So far, the baby new year has not been as darling as hoped, more like the love child of Ann Coulter and Idi Amin, with colic and a blistering diaper rash. If you prefer to stick with the vehicle metaphor, so far it's been like a souped-up El Camino driven by a paranoid meth addict. It's already veered out of control and taken out a couple of innocent bystanders.
I really do hope, when we get to heaven, that there's an orientation session where all these things will be explained: why the wicked prosper, and good, loving people are cut down in their prime. Sometimes, in flashes, I think I understand, from an intellectual standpoint--but it still makes me want to throw up. I try to remember my five-word New Year's resolution: "Wait. More will be revealed." But waiting does not come easy to me. I want answers, and restitution for those who have lost things that cannot be compensated for.
I know I am a child of God, but not one of the docile ones that sits quietly at Jesus' knee in the pictures. I'm the foot-stamping toddler throwing a tantrum right outside the frame. My vocabulary is equal parts "NO!" and "WHY?" I believe with all my heart that God loves me, but I also believe He is a little relieved when I fall asleep and finally shut up for the day.

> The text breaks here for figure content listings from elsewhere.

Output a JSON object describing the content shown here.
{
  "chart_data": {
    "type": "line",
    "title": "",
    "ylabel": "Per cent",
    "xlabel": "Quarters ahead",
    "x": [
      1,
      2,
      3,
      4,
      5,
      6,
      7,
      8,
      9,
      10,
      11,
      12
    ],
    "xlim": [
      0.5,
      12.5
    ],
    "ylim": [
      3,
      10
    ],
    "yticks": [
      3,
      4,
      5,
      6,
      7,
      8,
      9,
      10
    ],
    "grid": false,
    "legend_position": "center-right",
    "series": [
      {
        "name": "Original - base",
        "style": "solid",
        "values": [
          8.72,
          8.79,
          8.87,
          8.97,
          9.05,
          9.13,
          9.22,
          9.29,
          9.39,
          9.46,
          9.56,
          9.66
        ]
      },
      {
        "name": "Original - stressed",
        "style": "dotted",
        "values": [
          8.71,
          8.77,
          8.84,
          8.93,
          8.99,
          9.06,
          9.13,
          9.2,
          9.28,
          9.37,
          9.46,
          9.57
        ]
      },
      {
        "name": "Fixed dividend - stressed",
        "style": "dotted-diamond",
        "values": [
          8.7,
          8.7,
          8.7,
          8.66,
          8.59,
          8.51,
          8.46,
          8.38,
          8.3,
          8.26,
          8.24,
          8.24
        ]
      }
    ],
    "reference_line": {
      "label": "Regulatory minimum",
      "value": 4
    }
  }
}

When my own kids were toddlers, they were by turns frustrating and frustrated. The only saving grace was that I knew, as they matured, they would understand and master the things that infuriated their baby selves. I hope the same is true for me. I hope someday this world makes more sense, is more orderly and less of a howling wilderness. I hope I develop more patience, and kindness, and a better attitude. I hope I grow up, and mellow.
And I really hope this squalling, sputtering, shit-spewing baby of a new year does, too.